Gov. Janet Mills has mostly had her way in the State House since she and fellow Democrats took it over in the 2018 election.
She set early edges against progressive desires for tax hikes and gun control, and has never had a veto overridden after lawmakers went further than she wanted. Mills’ ability to either set the legislative agenda or eventually control it has not been effectively challenged to date.
This has led to pent-up frustrations on that side on causes from tribal sovereignty to labor. Those issues, respectively, are the top issues for House Speaker Rachel Talbot Ross, D-Portland, and Senate President Troy Jackson, D-Allagash. Talbot Ross is in the breach now alongside other progressives who are trying to find ways to challenge Mills’ gatekeeper role.
The disputes: Talbot Ross’ chief of staff told his counterpart in the governor’s office last week that the speaker would not support Mills’ new $900 million spending package unless the governor gets behind three tribal bills that Mills has resisted so far, according to a statement from the governor’s office that rebuked Talbot Ross.

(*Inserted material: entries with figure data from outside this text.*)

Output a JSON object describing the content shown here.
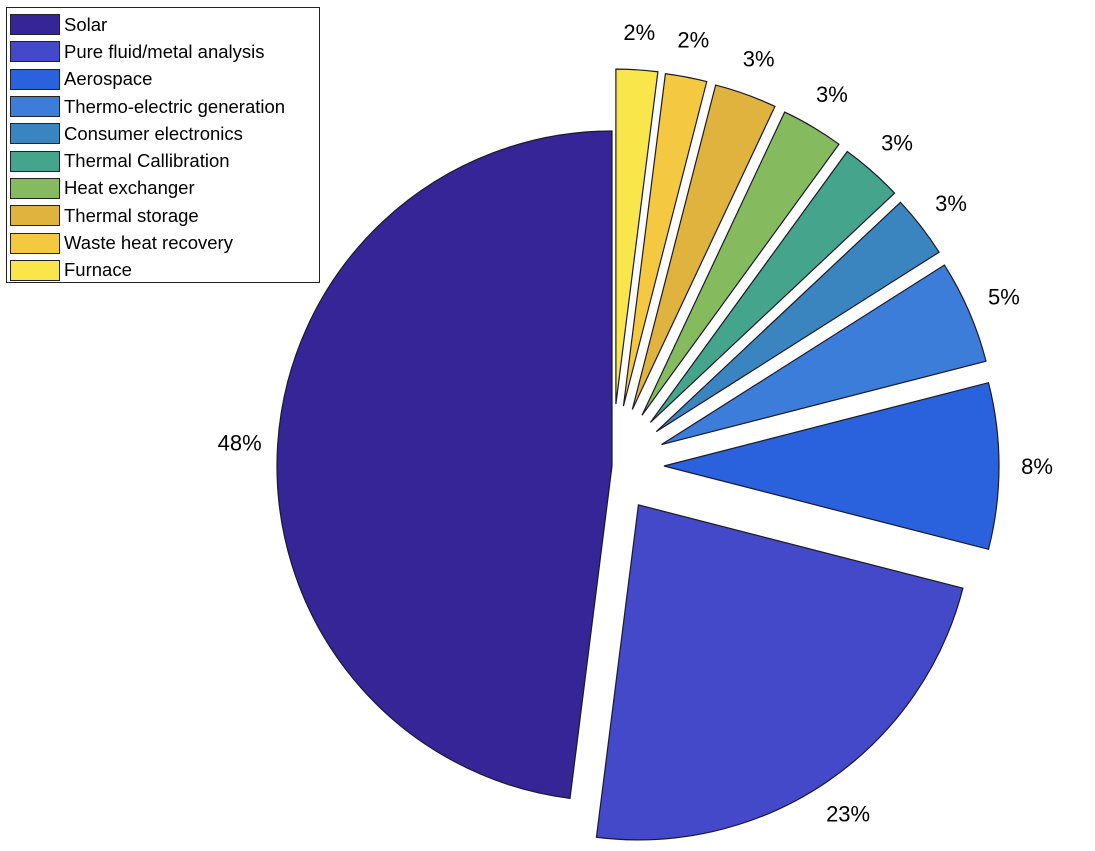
{
  "chart_data": {
    "type": "pie",
    "exploded": true,
    "legend_position": "top-left",
    "slices": [
      {
        "name": "Solar",
        "label": "48%",
        "value": 48,
        "color": "#352596"
      },
      {
        "name": "Pure fluid/metal analysis",
        "label": "23%",
        "value": 23,
        "color": "#4349c8"
      },
      {
        "name": "Aerospace",
        "label": "8%",
        "value": 8,
        "color": "#2a62de"
      },
      {
        "name": "Thermo-electric generation",
        "label": "5%",
        "value": 5,
        "color": "#3b7dd8"
      },
      {
        "name": "Consumer electronics",
        "label": "3%",
        "value": 3,
        "color": "#3a85bf"
      },
      {
        "name": "Thermal Callibration",
        "label": "3%",
        "value": 3,
        "color": "#45a48c"
      },
      {
        "name": "Heat exchanger",
        "label": "3%",
        "value": 3,
        "color": "#85ba5e"
      },
      {
        "name": "Thermal storage",
        "label": "3%",
        "value": 3,
        "color": "#e0b23e"
      },
      {
        "name": "Waste heat recovery",
        "label": "2%",
        "value": 2,
        "color": "#f5c842"
      },
      {
        "name": "Furnace",
        "label": "2%",
        "value": 2,
        "color": "#f8e64a"
      }
    ]
  }
}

Her office did not comment last week.
This has been perhaps the biggest outward dispute so far between two top Democrats in Augusta, but many lower-key divisions have emerged in the last two weeks between the governor’s spending goals and other negotiations afoot in the Legislature.
For example, her proposed expansion and overhaul of business tax credits is backed by Jackson, but has progressive critics. Her budget plan did not include money for a child tax credit expansion proposed by leading Democrats.
She also seems to be trying to rein in a paid leave effort that has a referendum threat from progressives hanging over fraught talks in the State House. Her administration is negotiating with the gun-rights Sportsman’s Alliance of Maine on a consensus package that may address so-called straw purchases of firearms after the high-profile shootings in Bowdoin and Yarmouth last month. Such a result may frustrate progressives who want more.
What’s next: There is a month left to go in the 2023 legislative session. It remains to be seen whether Talbot Ross will truly take her spending dispute with the governor to the mat and tank a budget proposal that has many things important to her members.
But her actions and the potential paid leave referendum are ways that progressives are pushing the governor seriously for the first time. If they stick with them, the next month is going to be fraught with uncertainty.